Baby skin - A patient encounter

It was not the kind of rash you have to lean in to see, but I wanted to get a better look.

When I approached Mluleki to look at his skin, he started giggling.

Soon he was guffawing.

Seven month-olds are usually a little more tepid when I approach them, but Mluleki was not. He was convinced that I was playing with him, and he found our game simply hilarious. His eyes followed me, waiting for the next subtle excuse to burst into gleeful laughter.

He is what I will call precocious socializer.

I am what I will call a clinical opportunist.

Since he was having so much fun, I pretended to play along while actually leaning in further to scrutinize the irregularities on the child’s face and neck.

As I did this, there was little hilarity to be found.

The red bumps were everywhere. In places the bumps were covered with thick golden scabs resembling corn flakes. In the areas that the child could reach and scratch, there were bloody scabs of deep purple. In the middle of his forehead, there was an area where his skin pigment had eroded away from the crusting and scratching. The exposed blush-white tissue beneath contrasted sharply with the skin around it.

Areas that were not crusted or depigmented were raw-steak-like.

Mluleki's face was a mosaic of skin pathology.

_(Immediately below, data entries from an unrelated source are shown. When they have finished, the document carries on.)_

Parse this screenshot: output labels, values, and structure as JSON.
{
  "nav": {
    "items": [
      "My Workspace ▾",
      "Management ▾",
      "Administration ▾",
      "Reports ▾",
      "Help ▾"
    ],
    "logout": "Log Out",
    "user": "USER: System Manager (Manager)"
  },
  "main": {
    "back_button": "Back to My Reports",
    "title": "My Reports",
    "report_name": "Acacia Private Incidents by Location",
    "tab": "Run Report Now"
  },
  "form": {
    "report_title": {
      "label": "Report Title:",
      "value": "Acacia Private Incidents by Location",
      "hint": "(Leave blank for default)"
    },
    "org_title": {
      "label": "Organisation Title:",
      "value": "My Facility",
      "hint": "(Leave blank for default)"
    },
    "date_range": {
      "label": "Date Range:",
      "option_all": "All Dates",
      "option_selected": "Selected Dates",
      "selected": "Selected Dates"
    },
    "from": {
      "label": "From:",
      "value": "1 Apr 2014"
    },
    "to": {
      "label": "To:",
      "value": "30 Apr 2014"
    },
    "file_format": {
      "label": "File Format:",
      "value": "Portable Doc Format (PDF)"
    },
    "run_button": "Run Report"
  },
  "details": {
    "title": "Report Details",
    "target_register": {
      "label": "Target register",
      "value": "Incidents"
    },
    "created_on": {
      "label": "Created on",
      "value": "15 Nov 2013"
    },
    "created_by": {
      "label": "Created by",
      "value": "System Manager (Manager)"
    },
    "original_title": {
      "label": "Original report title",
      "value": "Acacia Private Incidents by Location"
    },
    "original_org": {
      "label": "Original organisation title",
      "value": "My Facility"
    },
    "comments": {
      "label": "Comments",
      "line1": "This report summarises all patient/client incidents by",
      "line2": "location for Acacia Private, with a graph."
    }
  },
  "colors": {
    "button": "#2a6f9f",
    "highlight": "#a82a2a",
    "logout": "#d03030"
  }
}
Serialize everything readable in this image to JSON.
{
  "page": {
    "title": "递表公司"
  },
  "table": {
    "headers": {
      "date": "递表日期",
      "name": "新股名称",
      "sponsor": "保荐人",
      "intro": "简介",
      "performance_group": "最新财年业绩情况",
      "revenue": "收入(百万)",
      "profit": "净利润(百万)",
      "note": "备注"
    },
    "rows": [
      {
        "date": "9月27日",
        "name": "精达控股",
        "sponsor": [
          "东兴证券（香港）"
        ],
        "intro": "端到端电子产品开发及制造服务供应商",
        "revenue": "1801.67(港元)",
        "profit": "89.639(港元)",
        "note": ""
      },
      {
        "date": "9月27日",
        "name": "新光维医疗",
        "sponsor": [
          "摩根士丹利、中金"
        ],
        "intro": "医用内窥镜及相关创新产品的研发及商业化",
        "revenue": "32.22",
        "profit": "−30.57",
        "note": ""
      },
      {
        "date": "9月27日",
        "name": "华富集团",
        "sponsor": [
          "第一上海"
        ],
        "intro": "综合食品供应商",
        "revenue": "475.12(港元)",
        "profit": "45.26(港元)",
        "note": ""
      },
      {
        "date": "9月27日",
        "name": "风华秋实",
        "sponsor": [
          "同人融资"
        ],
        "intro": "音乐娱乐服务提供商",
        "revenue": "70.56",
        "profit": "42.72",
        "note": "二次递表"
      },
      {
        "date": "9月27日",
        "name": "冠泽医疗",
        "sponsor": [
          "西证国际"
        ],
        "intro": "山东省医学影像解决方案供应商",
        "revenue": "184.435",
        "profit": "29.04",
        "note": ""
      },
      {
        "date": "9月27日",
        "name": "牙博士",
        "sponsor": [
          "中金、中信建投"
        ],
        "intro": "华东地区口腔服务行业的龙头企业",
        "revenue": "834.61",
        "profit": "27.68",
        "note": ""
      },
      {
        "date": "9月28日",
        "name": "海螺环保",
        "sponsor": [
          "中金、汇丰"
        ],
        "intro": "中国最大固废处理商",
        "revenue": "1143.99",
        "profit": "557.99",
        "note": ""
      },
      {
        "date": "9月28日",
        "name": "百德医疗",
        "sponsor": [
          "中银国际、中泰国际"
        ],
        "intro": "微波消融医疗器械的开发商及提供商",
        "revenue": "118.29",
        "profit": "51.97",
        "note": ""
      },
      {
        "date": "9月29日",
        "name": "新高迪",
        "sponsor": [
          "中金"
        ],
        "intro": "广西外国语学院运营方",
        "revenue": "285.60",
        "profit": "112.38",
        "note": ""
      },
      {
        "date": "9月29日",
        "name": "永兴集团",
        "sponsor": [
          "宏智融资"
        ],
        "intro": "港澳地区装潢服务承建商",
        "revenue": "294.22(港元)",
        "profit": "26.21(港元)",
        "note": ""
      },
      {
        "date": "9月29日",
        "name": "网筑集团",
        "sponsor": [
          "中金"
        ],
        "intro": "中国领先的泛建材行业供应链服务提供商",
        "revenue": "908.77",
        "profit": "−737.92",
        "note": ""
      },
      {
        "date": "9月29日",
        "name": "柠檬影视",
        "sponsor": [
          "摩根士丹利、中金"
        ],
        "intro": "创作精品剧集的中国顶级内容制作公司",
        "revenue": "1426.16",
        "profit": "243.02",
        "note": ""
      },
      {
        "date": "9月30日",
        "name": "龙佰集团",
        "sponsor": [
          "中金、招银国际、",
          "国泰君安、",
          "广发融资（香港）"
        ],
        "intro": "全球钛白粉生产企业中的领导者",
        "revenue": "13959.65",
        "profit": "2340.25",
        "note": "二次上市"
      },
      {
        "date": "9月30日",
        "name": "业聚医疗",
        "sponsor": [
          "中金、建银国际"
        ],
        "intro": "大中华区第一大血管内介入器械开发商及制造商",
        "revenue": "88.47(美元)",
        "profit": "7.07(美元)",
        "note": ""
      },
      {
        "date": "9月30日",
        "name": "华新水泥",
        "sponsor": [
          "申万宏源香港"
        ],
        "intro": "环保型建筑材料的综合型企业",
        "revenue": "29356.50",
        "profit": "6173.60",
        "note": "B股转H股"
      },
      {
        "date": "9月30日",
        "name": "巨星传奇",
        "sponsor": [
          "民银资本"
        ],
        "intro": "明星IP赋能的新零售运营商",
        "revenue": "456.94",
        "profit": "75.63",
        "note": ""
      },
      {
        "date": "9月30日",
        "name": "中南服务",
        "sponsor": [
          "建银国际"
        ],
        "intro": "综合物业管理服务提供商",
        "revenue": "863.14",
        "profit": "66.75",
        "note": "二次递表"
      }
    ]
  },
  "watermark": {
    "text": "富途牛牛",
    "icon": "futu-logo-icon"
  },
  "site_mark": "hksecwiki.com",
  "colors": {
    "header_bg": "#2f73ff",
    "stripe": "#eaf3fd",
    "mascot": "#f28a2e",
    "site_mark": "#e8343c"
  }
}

But, oh my, how this child did laugh as I examined his pathological, bleeding, dichromatic, caked-over, raw-steak-like skin.

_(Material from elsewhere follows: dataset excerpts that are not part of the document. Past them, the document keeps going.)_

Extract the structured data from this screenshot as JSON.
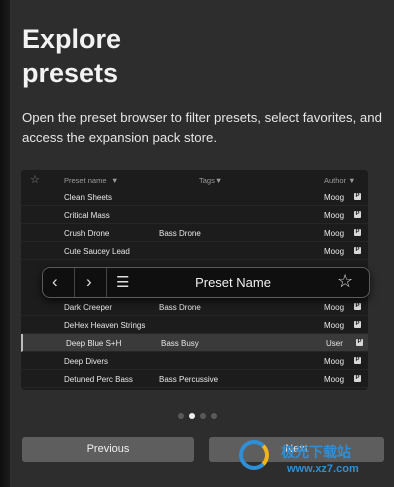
{
  "dialog": {
    "title_line1": "Explore",
    "title_line2": "presets",
    "description": "Open the preset browser to filter presets, select favorites, and access the expansion pack store."
  },
  "browser": {
    "columns": {
      "favorite_icon": "star-outline-icon",
      "name": "Preset name",
      "name_sort": "▼",
      "tags": "Tags▼",
      "author": "Author ▼"
    },
    "rows": [
      {
        "name": "Clean Sheets",
        "tag": "",
        "author": "Moog",
        "selected": false
      },
      {
        "name": "Critical Mass",
        "tag": "",
        "author": "Moog",
        "selected": false
      },
      {
        "name": "Crush Drone",
        "tag": "Bass Drone",
        "author": "Moog",
        "selected": false
      },
      {
        "name": "Cute Saucey Lead",
        "tag": "",
        "author": "Moog",
        "selected": false
      },
      {
        "name": "Dark Creeper",
        "tag": "Bass Drone",
        "author": "Moog",
        "selected": false
      },
      {
        "name": "DeHex Heaven Strings",
        "tag": "",
        "author": "Moog",
        "selected": false
      },
      {
        "name": "Deep Blue S+H",
        "tag": "Bass Busy",
        "author": "User",
        "selected": true
      },
      {
        "name": "Deep Divers",
        "tag": "",
        "author": "Moog",
        "selected": false
      },
      {
        "name": "Detuned Perc Bass",
        "tag": "Bass Percussive",
        "author": "Moog",
        "selected": false
      }
    ],
    "row_badge": "P"
  },
  "preset_bar": {
    "prev_icon": "chevron-left-icon",
    "next_icon": "chevron-right-icon",
    "menu_icon": "hamburger-menu-icon",
    "preset_name": "Preset Name",
    "favorite_icon": "star-outline-icon"
  },
  "pager": {
    "total": 4,
    "current": 2
  },
  "buttons": {
    "previous": "Previous",
    "next": "Next"
  },
  "watermark": {
    "line1": "极光下载站",
    "line2": "www.xz7.com"
  }
}
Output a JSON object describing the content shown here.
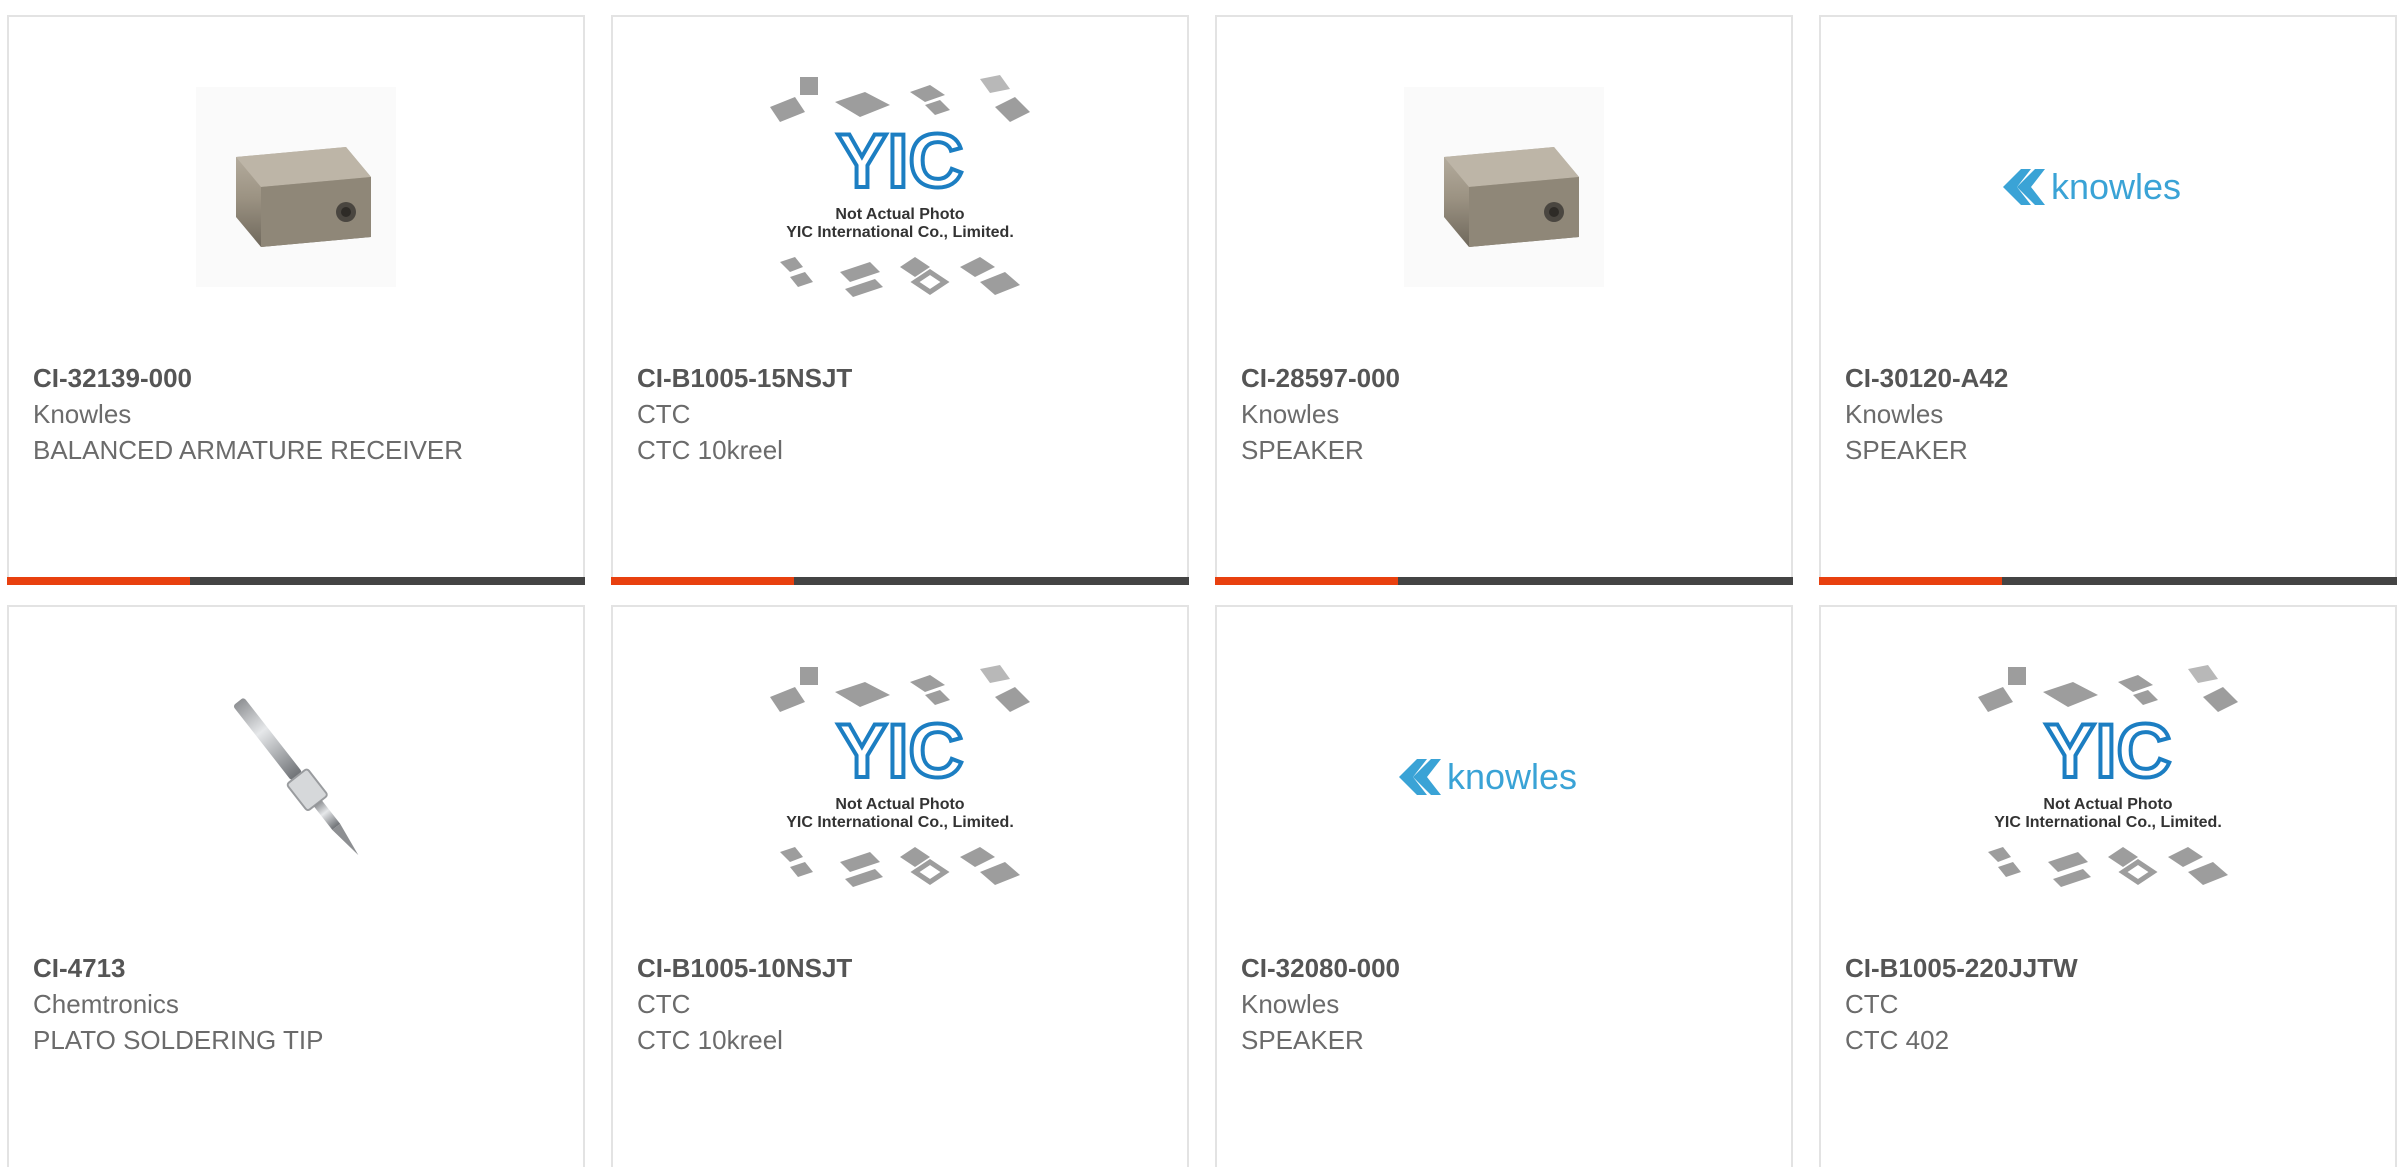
{
  "brand_colors": {
    "accent": "#e8400f",
    "bar": "#444444",
    "knowles_blue": "#3aa3d6",
    "yic_blue": "#1c7ec2"
  },
  "placeholder": {
    "line1": "Not Actual Photo",
    "line2": "YIC International Co., Limited."
  },
  "knowles_logo_text": "knowles",
  "products": [
    {
      "part": "CI-32139-000",
      "maker": "Knowles",
      "desc": "BALANCED ARMATURE RECEIVER",
      "image": "receiver-photo"
    },
    {
      "part": "CI-B1005-15NSJT",
      "maker": "CTC",
      "desc": "CTC 10kreel",
      "image": "yic-placeholder"
    },
    {
      "part": "CI-28597-000",
      "maker": "Knowles",
      "desc": "SPEAKER",
      "image": "receiver-photo"
    },
    {
      "part": "CI-30120-A42",
      "maker": "Knowles",
      "desc": "SPEAKER",
      "image": "knowles-logo"
    },
    {
      "part": "CI-4713",
      "maker": "Chemtronics",
      "desc": "PLATO SOLDERING TIP",
      "image": "soldering-tip-photo"
    },
    {
      "part": "CI-B1005-10NSJT",
      "maker": "CTC",
      "desc": "CTC 10kreel",
      "image": "yic-placeholder"
    },
    {
      "part": "CI-32080-000",
      "maker": "Knowles",
      "desc": "SPEAKER",
      "image": "knowles-logo"
    },
    {
      "part": "CI-B1005-220JJTW",
      "maker": "CTC",
      "desc": "CTC 402",
      "image": "yic-placeholder"
    }
  ]
}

Mluleki may or may not have HIV. His skin tells me that he probably does but final diagnostics are still not back, and, in addition to being opportunistic, I try to be optimistic as well.

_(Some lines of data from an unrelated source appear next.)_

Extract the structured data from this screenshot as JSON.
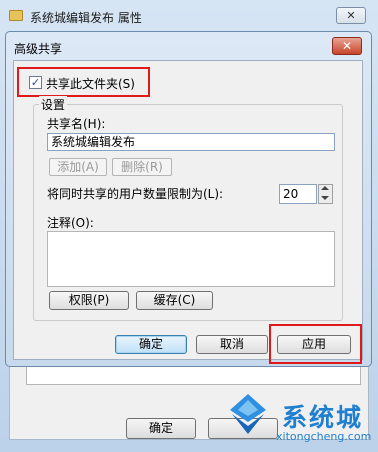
{
  "background_window": {
    "title": "系统城编辑发布 属性",
    "close_label": "✕",
    "ok_label": "确定"
  },
  "dialog": {
    "title": "高级共享",
    "close_label": "✕",
    "share_checkbox": {
      "label": "共享此文件夹(S)",
      "checked": true
    },
    "settings": {
      "group_title": "设置",
      "share_name_label": "共享名(H):",
      "share_name_value": "系统城编辑发布",
      "add_label": "添加(A)",
      "remove_label": "删除(R)",
      "limit_label": "将同时共享的用户数量限制为(L):",
      "limit_value": "20",
      "comment_label": "注释(O):",
      "permissions_label": "权限(P)",
      "caching_label": "缓存(C)"
    },
    "buttons": {
      "ok": "确定",
      "cancel": "取消",
      "apply": "应用"
    }
  },
  "colors": {
    "highlight_box": "#e0191b",
    "watermark": "#1f7fd0"
  },
  "watermark": {
    "name": "系统城",
    "url": "xitongcheng.com"
  }
}
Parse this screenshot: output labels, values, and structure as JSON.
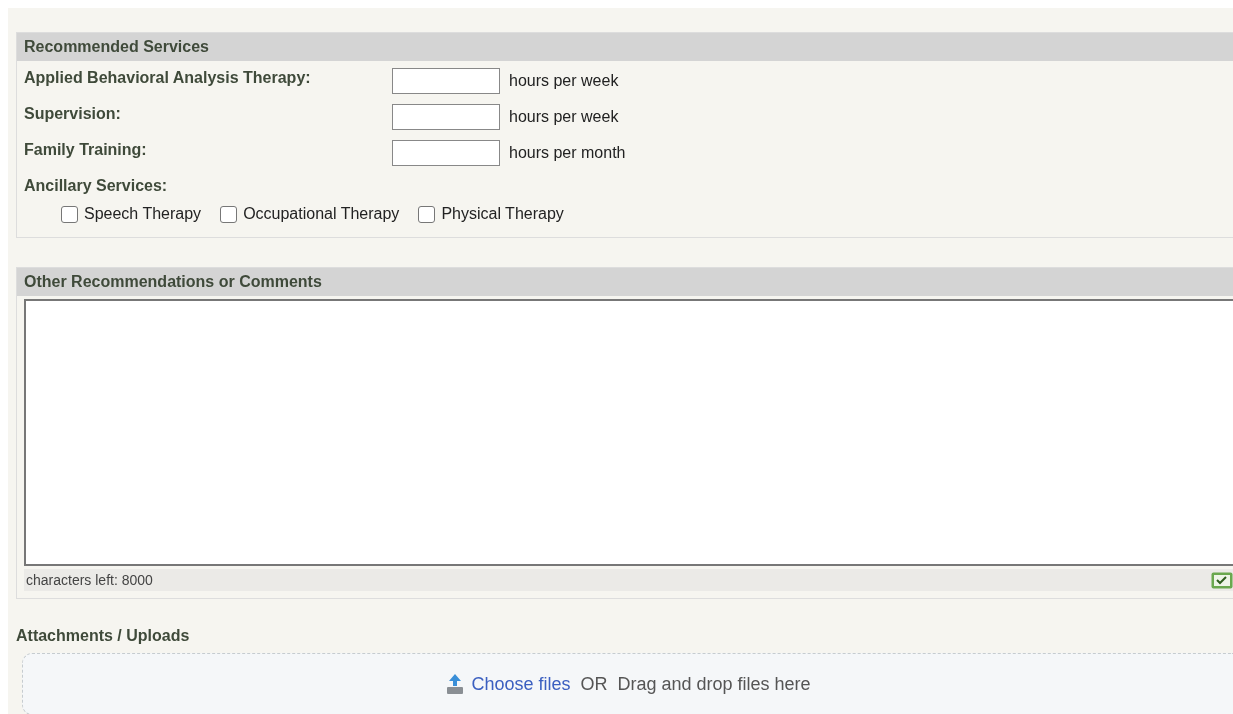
{
  "recommended_services": {
    "title": "Recommended Services",
    "fields": [
      {
        "label": "Applied Behavioral Analysis Therapy:",
        "unit": "hours per week"
      },
      {
        "label": "Supervision:",
        "unit": "hours per week"
      },
      {
        "label": "Family Training:",
        "unit": "hours per month"
      }
    ],
    "ancillary_label": "Ancillary Services:",
    "ancillary": [
      {
        "label": "Speech Therapy",
        "checked": false
      },
      {
        "label": "Occupational Therapy",
        "checked": false
      },
      {
        "label": "Physical Therapy",
        "checked": false
      }
    ]
  },
  "comments": {
    "title": "Other Recommendations or Comments",
    "counter": "characters left:  8000"
  },
  "attachments": {
    "title": "Attachments / Uploads",
    "choose": "Choose files",
    "or": "OR",
    "drop": "Drag and drop files here"
  }
}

With effervescent children like Mluleki in the exam room, this comes easier, no matter how pathetic and sad their inherited afflictions.

Of course, regardless of his HIV status, Mluleki’s skin should get better. It should someday be smooth, scabless, and evenly pigmented. It should someday cease to resemble uncooked beef.

I don’t care how many medicines it takes to make this happen.

A baby deserves to wear baby skin.

Mluleki deserves to laugh beneath a humane complexion.

No birthday suit should be allowed to succumb to such badness before it has seen a birthday.